В шпионских романах и соответствующих кинокартинах, как правило, невозможно найти реальных описаний алгоритма работы разведки, без истерик, показных драм, заламывания рук и надрывного таинственного пришёптывания.
Виктор — обычный человек. Со своими причудами, свойственными каждому из нас. Любящий сангрию, смакующий паэлью, обожающий итальянские блюда, которые по его мнению умеют готовить только в Италии, где он умудрился однажды заказать то ли каннеллони, то ли тортеллини, то ли спагетти в местном французском ресторане, за что и был с позором из заведения изгнан, несмотря на требования, во-первых, доставить желаемое блюдо из соседнего заведения, раз уж в этом исконно национальные блюда готовить не умеют, а во-вторых, принести жалобную книгу, дабы он, американский турист, мог отобразить в ней своё недовольство качеством обслуживания в этой дрянной забегаловке. (Если это не байка, придуманная Виктором для Мари во время барселонского обеда, то наверняка речь шла об операции ЦРУ, а Виктор от чего-то отвлекал внимание. Он не так безнадёжно надменен, как наши новые русские).
Но для Виктора, южанина-латиноса, к тому же прожившего чуть ли не двадцать лет в Греции, типичны пафосность и цветастость в выражении чувств: почтительная слеза в голосе при беседе об уважаемых великих людях; резкие, иногда несправедливые, характеристики тем, кого он не переваривает, — опять же без всякого почтения к чинам и регалиям.
Виктор любит Джозефа Конрада. Почти обожает. В том числе и потому, что этот действительно великий романист писал гениальные произведения на выученном только в юности английском языке — даже не втором, а третьем после родного польского и французского. Виктор не любит Роджера Желязны и его эпопеи про шатания по десяткам миров — из-за типичного для фэнтези пренебрежения к деталям, незаметным для обычного читателя, но режущим глаза профессионалу-разведчику. Впрочем, даже при чтении русских классиков его передёргивает, когда в рассказе Чехова градоначальник на первой странице натягивает форменную шинель, а на последней вдруг снимает гражданское пальто.

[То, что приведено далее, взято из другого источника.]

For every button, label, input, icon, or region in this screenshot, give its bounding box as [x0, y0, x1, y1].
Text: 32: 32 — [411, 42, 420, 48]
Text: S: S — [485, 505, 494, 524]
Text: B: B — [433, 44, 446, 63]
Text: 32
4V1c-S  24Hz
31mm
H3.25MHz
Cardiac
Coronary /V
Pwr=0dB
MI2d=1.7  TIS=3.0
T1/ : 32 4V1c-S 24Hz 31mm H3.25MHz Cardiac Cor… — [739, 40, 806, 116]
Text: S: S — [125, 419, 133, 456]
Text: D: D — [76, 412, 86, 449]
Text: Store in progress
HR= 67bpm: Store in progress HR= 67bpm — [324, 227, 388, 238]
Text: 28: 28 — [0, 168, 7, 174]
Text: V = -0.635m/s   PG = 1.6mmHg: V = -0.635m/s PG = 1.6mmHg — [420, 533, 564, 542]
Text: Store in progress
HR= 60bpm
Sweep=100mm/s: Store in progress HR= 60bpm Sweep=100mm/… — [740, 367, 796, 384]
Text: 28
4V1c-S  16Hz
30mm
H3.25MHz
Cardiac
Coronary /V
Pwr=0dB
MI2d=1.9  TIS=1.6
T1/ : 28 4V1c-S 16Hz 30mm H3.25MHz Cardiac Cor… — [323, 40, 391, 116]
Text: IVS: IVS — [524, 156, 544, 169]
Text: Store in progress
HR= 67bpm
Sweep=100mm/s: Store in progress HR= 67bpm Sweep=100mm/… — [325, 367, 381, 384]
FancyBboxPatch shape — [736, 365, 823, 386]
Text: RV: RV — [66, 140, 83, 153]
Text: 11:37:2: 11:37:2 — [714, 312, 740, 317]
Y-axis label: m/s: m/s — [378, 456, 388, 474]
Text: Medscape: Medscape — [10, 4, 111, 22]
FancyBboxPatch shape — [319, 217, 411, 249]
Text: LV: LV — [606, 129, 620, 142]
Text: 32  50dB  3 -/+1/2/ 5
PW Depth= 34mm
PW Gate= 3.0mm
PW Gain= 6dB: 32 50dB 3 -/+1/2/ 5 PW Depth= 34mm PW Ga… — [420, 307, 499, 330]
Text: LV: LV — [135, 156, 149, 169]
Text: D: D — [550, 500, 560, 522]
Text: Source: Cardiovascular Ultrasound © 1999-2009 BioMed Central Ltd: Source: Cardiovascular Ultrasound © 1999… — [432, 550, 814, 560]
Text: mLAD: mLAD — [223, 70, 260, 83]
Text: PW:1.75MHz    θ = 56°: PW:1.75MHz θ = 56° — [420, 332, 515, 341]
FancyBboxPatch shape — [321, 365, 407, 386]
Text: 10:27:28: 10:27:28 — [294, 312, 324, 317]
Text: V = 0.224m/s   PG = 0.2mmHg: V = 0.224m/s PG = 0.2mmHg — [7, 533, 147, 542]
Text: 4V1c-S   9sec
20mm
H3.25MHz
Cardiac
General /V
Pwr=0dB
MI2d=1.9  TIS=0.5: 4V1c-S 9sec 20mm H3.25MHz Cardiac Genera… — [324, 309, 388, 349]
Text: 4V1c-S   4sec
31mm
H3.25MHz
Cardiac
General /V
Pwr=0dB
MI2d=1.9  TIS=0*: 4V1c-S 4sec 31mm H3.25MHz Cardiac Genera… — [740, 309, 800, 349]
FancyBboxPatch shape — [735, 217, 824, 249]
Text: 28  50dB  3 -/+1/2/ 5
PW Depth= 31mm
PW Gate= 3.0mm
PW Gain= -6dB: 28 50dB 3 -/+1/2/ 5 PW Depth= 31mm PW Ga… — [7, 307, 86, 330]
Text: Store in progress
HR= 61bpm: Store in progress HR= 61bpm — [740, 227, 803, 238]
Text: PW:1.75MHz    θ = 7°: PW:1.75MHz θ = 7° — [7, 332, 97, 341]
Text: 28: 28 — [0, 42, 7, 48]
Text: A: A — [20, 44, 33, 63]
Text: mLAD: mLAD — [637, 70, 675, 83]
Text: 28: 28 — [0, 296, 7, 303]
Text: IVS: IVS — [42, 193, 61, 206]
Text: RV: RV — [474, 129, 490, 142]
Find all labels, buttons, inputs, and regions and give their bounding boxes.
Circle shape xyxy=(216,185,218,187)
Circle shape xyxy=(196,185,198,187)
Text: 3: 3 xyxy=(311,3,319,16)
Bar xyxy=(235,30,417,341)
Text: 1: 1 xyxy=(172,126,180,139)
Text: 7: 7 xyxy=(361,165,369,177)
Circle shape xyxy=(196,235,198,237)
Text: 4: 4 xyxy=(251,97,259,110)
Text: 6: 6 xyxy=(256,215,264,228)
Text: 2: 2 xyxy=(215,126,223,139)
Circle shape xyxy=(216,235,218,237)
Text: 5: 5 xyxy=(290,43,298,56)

Поэтому Виктор, по его словам, не любит кино. Для него увидеть не совпадающие номера одного и того же автомобиля в разнесённых по ходу действия кинокартины кадрах сходно по мучительности восприятия со скрежетанием железа по стеклу.
…я всё время сбиваюсь на настоящее время. Виктор умер на следующий день после нашего последнего разговора по возвращении в Штаты. Об этом сухо уведомило его ведомство: мол, в связи со вчерашней кончиной нашего представителя по рабочим контактам в рамках архивных обменов господина Виктора Фуэнтеса в скором времени будет назначен новый.
5.7. Измена?
Когда Виктор вызвал меня в Португалию и положил на стол тяжёлый объёмисто-бугристый кожаный чемоданчик, попросив передать его в Китай, я не удивился.
Пожав друг другу руки, мы сели за столик в том португальском ресторанчике, где через час местные танцоры стали танцевать фламенко, и когда Виктор печально посмотрел мне в глаза, я почему-то понял, что разговор пойдёт о судьбе Лансера. И если разговор начну не я, будет сложнее — придётся делать вид, что Виктор открывает мне глаза на то, что я и так уже давно понял. Ловчить не хотелось. Не имело смысла. Поэтому разговор начался так:
— Виктор, а в каком году он умер? И как?
— Кто?
— Он. Лансер.
Можно ли назвать действия Виктора изменой? Наверно.
Точно так же можно назвать изменой действия властей по незаконному отстранению от должности живого президента.
У властей были важные причины? Наверняка. А у Виктора — свои. Столь же важные.